Fifth, help your students understand that your explanations and answers in response to their questions will only ever contain some of the truth. Theologically, this is true because you are human and thus finite. Philosophically speaking, this is the case because there is always something more that can be learned about any subject. Do not leave the impression you have the answers; leave the impression that you have some of the answers, but that there are more out there waiting to be discovered.

Lastly, sometimes, in answer to these questions from your students, restate the question and open it up to the entire class. Alternatively, but almost as good, respond to their question with a question of your own. This has nothing to do with your inability to answer or your desire to dodge the question. It has everything to do with developing their thought process, their ability to handle intellectual inquiry, and wanting to do so.

In my opinion, the typical teacher talks too much. The pregnant pause is useful in more than theatre. Allowing the silence to stretch also broadens the student's mind. If you are the only one who ever talks in your class, then how do you know if any thinking is happening on their part? Even their ignorant questions or replies are helpful in this context. To reference Gregory again: "It is only the unskilled teacher who prefers to hear his own voice in endless talk rather than to watch and direct the course of the thoughts of his pupils."

One of the reasons a lecture can develop into a monologue is the pressure teachers often feel to cover their prepared material. I have taught and/or preached thousands of times. I feel this most keenly. I have good stuff and I want to get it into them. If they would just hush, I could do so. But if I have somehow managed to get them onto thinking ground – a rare thing indeed in this screen-addicted, book-avoiding age – then there is wisdom in camping on that ground. Another lesson opportunity will present itself eventually. Do not speed by in haste when good things are happening where you are.

I am conscious as I pen this that I may be coming on too strong. Let me add a bit of water to the wine with two thoughts.

First, there will be a temptation to go overboard with this, to throw lesson plans to the wind, to sit on your desk and see what conversation you can develop. Some teachers imbibe too deeply here and think a syllabus or a set of lecture notes holds students back from becoming their best selves. I am not saying the teacher does not need to prepare a lesson. I am not saying the lecture method is wrong. I am not saying your classroom should be chaos. To the contrary, often the teacher will be the only one communicating for entire stretches of a class period. But often our best teaching is done in the future, as a student we developed to think for herself proceeds to do so in years to come.

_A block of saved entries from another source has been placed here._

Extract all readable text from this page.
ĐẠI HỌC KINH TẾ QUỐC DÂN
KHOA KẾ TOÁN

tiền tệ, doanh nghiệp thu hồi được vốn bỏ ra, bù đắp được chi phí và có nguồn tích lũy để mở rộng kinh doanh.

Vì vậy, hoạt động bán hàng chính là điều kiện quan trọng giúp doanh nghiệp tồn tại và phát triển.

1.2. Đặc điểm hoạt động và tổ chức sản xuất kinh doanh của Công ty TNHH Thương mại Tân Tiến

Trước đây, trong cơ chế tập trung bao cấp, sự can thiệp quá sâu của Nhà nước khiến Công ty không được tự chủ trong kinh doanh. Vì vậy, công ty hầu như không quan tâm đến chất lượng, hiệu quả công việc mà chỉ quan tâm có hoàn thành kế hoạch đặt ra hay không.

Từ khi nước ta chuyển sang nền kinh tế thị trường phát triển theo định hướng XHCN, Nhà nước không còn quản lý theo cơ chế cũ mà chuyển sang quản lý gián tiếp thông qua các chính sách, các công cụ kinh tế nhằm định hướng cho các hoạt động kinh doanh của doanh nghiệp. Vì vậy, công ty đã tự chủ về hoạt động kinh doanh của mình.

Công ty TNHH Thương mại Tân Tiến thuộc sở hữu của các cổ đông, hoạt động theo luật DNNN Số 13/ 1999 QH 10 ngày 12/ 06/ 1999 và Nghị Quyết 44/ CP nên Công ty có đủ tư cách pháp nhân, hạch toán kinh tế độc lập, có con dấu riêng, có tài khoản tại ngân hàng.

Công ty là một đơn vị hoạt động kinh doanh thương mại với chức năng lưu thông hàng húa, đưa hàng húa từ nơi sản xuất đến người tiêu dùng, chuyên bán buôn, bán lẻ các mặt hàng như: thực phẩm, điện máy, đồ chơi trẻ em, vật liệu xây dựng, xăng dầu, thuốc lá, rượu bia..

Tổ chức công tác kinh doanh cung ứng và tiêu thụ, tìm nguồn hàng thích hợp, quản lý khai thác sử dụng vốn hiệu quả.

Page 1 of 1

Second, as with many aspects of teaching Sunday School, do not get discouraged here. If your class is composed primarily of younger children, or what we gently term today, the under-privileged, their intellectual immaturity might prevent you from putting most of this into action. If your students attend once every four weeks, you are unlikely to ever get them to develop enough spiritual or intellectual momentum to move forward as I have described here. Accept these things, and find encouragement with most in any forward progress, and with the few as they bound ahead of the rest.

You will know when you have accomplished or are accomplishing what you aim at here. Your student will be self-motivated and excited about what is coming next. In time, the knowledge you impart and the process you develop will deepen the informational life. They will retain much more of what you impart than many of their peers. They will often become teachers in turn, in an informal sense, talking to others around them about all that they are learning. Eventually, if you start young enough, go deep enough, and live long enough, you will see a generational expansion of your influence as what you taught that student overflows from their lives into the lives of their children and students in turn.

True education only comes by thinking, not by simply being told. Cultivate, at all hazards, that thinking process.